Personne ne croit vraiment que le référendum sur le « traitement » des chômeurs à la sauce Sarkozy verra jamais le jour. Mais que des mesures inspirées de ses préconisations finissent par être mises en application, cela se pourrait. Il y a du pour, et du contre. Mais l’exemple britannique est plus inquiétant.

Je vous avais narré récemment (« Quels emplois pour Sarkozy ? ») comment j’avais perdu un timbre et une enveloppe pour obtenir d’être maintenu en tant que chercheur d’emploi : l’offre se rapportait à un poste de formateur à l’edo, la langue du Nigéria, que je n’ai jamais – et pour cause – mentionnée dans mon cursus.
Mais tout se discute, mieux vaut une offre que rien.
Si j’avais eu dans mon relationnel quelqu’un qui aurait eu une qualification voisine (traductrice ou interprète), maîtrisant l’edo, mais ne rentrant pas assez dans les cases informatiques du Pôle Emploi, j’aurais pu faire pourvoir ce poste…

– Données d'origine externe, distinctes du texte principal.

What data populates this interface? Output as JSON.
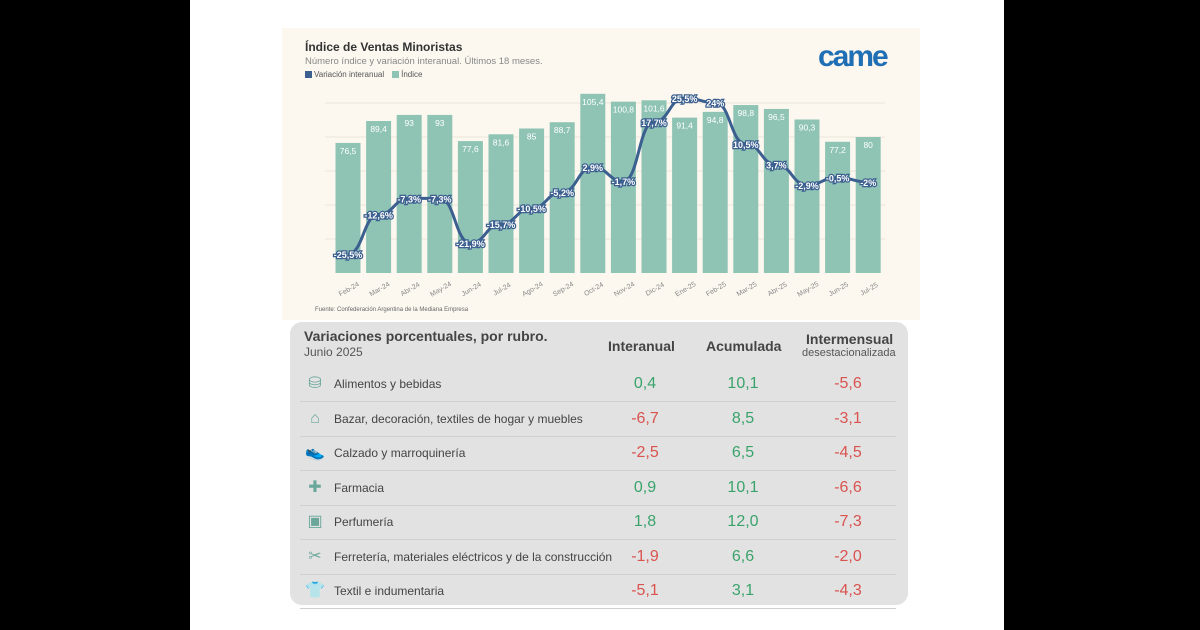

Deux anecdotes. J’ai obtenu un DESS (mastère) en alternance.
Je n’ai pourtant jamais mis les pieds dans le cabinet de traduction censé me rétribuer pour un stage : je travaillais en free-lance pour eux depuis deux ans, rétribué, et à mon âge déjà avancé pour le marché, je n’avais aucune chance de trouver un autre stage (car c’est à vous de vous débrouiller pour en trouver un). Je ne sais plus combien, théoriquement, je devais être rétribué, après des années d’expérience. Dans les 300 euros à l’époque…

Une jeune fille de ma lointaine famille est stagiaire de seconde année dans un atelier de confection, en fait une jeune marque. De fait, elle est la seule responsable fab’, mène des négociations avec les clients, &c., et on vous en passe, travaillant, comme tout le monde, jusqu’à minuit en périodes de collections. Rétribuée au tarif du stage BTS ou DUT. Sans paiement des heures supplémentaires, bien évidemment. Elle en veut, elle réussira, vend le dimanche dès l’aube sur les marchés pour joindre les deux bouts, parvient encore à faire quelques heures comme serveuse. Elle en veut. Puis, pourrait-on dire, ce n’est qu’un emploi de bac+2. Oui, mais elle fait fonction de cadre… Tout le monde s’accorde à la qualifier de « brillante ».

Formations bidon et autres…

Nous sommes d’accord, toute une population de jeunes gens a besoin de se frotter aux contraintes réelles du monde du travail (dont les fameuses 35 heures qui en font 42 et davantage dans les TPE, sans rétribution supplémentaire). Je suis passé par là, à une toute autre époque, rétribué demi-smig pour largement davantage qu’un temps plein, mais je voulais apprendre le métier, et nous étions plus ou moins tous, enthousiastes, à la même enseigne dans cette coopérative associative de presse et d’imprimerie (j’ai vraiment acquis la totale, fab’, rédaction, commercial, routage, &c.).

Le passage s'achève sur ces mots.